Yes, I'm talking about the fact that a man's manicure is ruined when he is forced to open and close a pants zipper all day long. No matter how many layers of polish a man wears, there's only so much abuse the finished surface can stand before a crack appears. And of course, at that point the manicure is ruined.

Men need bulletproof nail polish and they need it now. But has this issue even come up in open session in either house of congress? I've checked the records and I can tell you unequivocally that men's nail polish has never been mentioned in open session. This is a sin.

How long must American men suffer before they are granted relief? I regularly see grown men crying in public bathrooms as they look at their nails after zipping up. I tell you, it is the saddest sight in the world -- especially when you consider that no one in power cares.

Congress must take action immediately. Please, I beg of you, call or write your congressperson today and demand action. Men have suffered enough.

Saturday, April 11, 2015

Come getchur two stories heah

First we have this:
The Vatican has for weeks failed to accept the appointment of an openly gay diplomat as France's new ambassador, leading to speculation that the Holy See is effectively rejecting him because of his sexual orientation.
Gee, that couldn't be. I mean, isn't the pope a nice guy who thinks gay people are okay? No. As I've been telling you, the pope is about to launch his anti-gay "family" tour in the US. And when he does, we will liken him to Pope Ratzi, the gay-hating closet case pope. (Though Francis is straight.)

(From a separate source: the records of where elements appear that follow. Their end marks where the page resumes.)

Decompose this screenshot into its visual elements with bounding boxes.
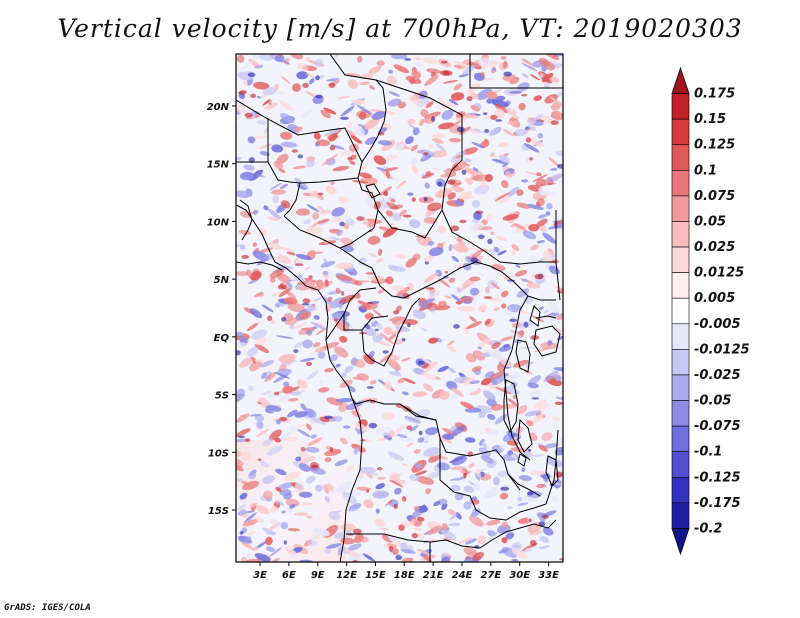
colorbar-box	[671, 221, 690, 248]
colorbar-label: -0.0125	[694, 342, 750, 357]
colorbar-label: 0.15	[694, 112, 726, 127]
colorbar-label: 0.05	[694, 214, 726, 229]
colorbar-top-arrow	[671, 66, 690, 94]
lon-label: 33E	[538, 570, 559, 581]
lon-label: 18E	[394, 570, 415, 581]
colorbar-box	[671, 118, 690, 146]
colorbar-label: 0.175	[694, 87, 735, 102]
lat-label: 15N	[207, 160, 230, 171]
plot-frame	[235, 53, 564, 563]
colorbar-box	[671, 246, 690, 273]
lat-label: 5S	[215, 391, 229, 402]
velocity-field	[236, 54, 563, 562]
colorbar-label: -0.025	[694, 368, 741, 383]
lat-label: 10S	[208, 448, 229, 459]
map-title: Vertical velocity [m/s] at 700hPa, VT: 2…	[57, 14, 743, 43]
colorbar-box	[671, 400, 690, 427]
lat-label: 15S	[208, 506, 229, 517]
colorbar-box	[671, 195, 690, 222]
grads-credit: GrADS: IGES/COLA	[4, 603, 91, 613]
colorbar-box	[671, 349, 690, 376]
colorbar-label: 0.1	[694, 163, 717, 178]
colorbar-label: -0.05	[694, 394, 731, 409]
colorbar-label: -0.005	[694, 317, 741, 332]
lat-label: 10N	[207, 217, 230, 228]
colorbar-box	[671, 297, 690, 325]
colorbar-label: -0.2	[694, 521, 722, 536]
lon-label: 6E	[282, 570, 296, 581]
colorbar-box	[671, 476, 690, 504]
colorbar-label: 0.125	[694, 138, 735, 153]
lon-label: 27E	[480, 570, 501, 581]
colorbar-box	[671, 272, 690, 299]
axes: 20N 15N 10N 5N EQ 5S 10S 15S 3E 6E 9E 12E 15E 18E 21E 2…	[207, 102, 559, 581]
lon-label: 3E	[253, 570, 267, 581]
lat-label: 5N	[214, 275, 230, 286]
colorbar-label: -0.125	[694, 470, 741, 485]
lon-label: 12E	[336, 570, 357, 581]
colorbar-box	[671, 170, 690, 197]
country-boundaries	[236, 54, 563, 562]
lon-label: 15E	[365, 570, 386, 581]
colorbar-label: 0.005	[694, 291, 735, 306]
colorbar-label: -0.175	[694, 496, 741, 511]
colorbar-label: 0.075	[694, 189, 735, 204]
colorbar-box	[671, 323, 690, 350]
colorbar-label: -0.1	[694, 445, 722, 460]
colorbar-label: -0.075	[694, 419, 741, 434]
colorbar-label: 0.025	[694, 240, 735, 255]
colorbar-box	[671, 374, 690, 401]
colorbar-box	[671, 93, 690, 120]
lat-label: 20N	[207, 102, 230, 113]
lon-label: 24E	[452, 570, 473, 581]
colorbar-box	[671, 144, 690, 171]
colorbar-box	[671, 451, 690, 478]
lat-label: EQ	[214, 333, 230, 344]
lon-label: 30E	[509, 570, 530, 581]
lon-label: 21E	[423, 570, 444, 581]
colorbar: 0.175 0.15 0.125 0.1 0.075 0.05 0.025 0.0125 0.0…	[671, 66, 750, 556]
lon-label: 9E	[311, 570, 325, 581]
colorbar-box	[671, 425, 690, 452]
colorbar-bottom-arrow	[671, 528, 690, 556]
colorbar-label: 0.0125	[694, 266, 744, 281]
colorbar-box	[671, 502, 690, 529]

And there's another story included in this one, though some may not notice it. I believe the following is a preview of the papal tour that will soon come to America:
The family is threatened by growing efforts on the part of some to redefine the very institution of marriage, by relativism, by the culture of the ephemeral, by a lack of openness to life,” Francis said. “These realities are increasingly under attack from powerful forces, which threaten to disfigure God’s plan for creation.”
Yes, I'm sure Pope Francis is on our side. Hahaha.

Sunday, April 5, 2015

Back from the dead on Easter Sunday

The world's largest particle smasher restarted Sunday after a two-year upgrade that will allow physicists to explore uncharted corners of the matter that makes up the universe.
Now that's a rebirth. It's going to be an exciting year filled with new discoveries. And you know why? Because people worked on the Large Hadron Collider instead of wasting time listening to priests.

Praise humanity!
The world's largest particle smasher restarted Sunday after a two-year upgrade that will allow physicists to explore uncharted corners of the matter that makes up the universe.

Read more at: http://phys.org/news/2015-04-cern-hadron-collider-restarts-two-year.html#jCp

Friday, April 3, 2015

Religious reading for your Good Friday

Frank Bruni wrote a lovely column today. Here's one paragraph:
But in the end, the continued view of gays, lesbians and bisexuals as sinners is a decision. It’s a choice. It prioritizes scattered passages of ancient texts over all that has been learned since — as if time had stood still, as if the advances of science and knowledge meant nothing.
No one makes our case better than Bruni. He's a treasure.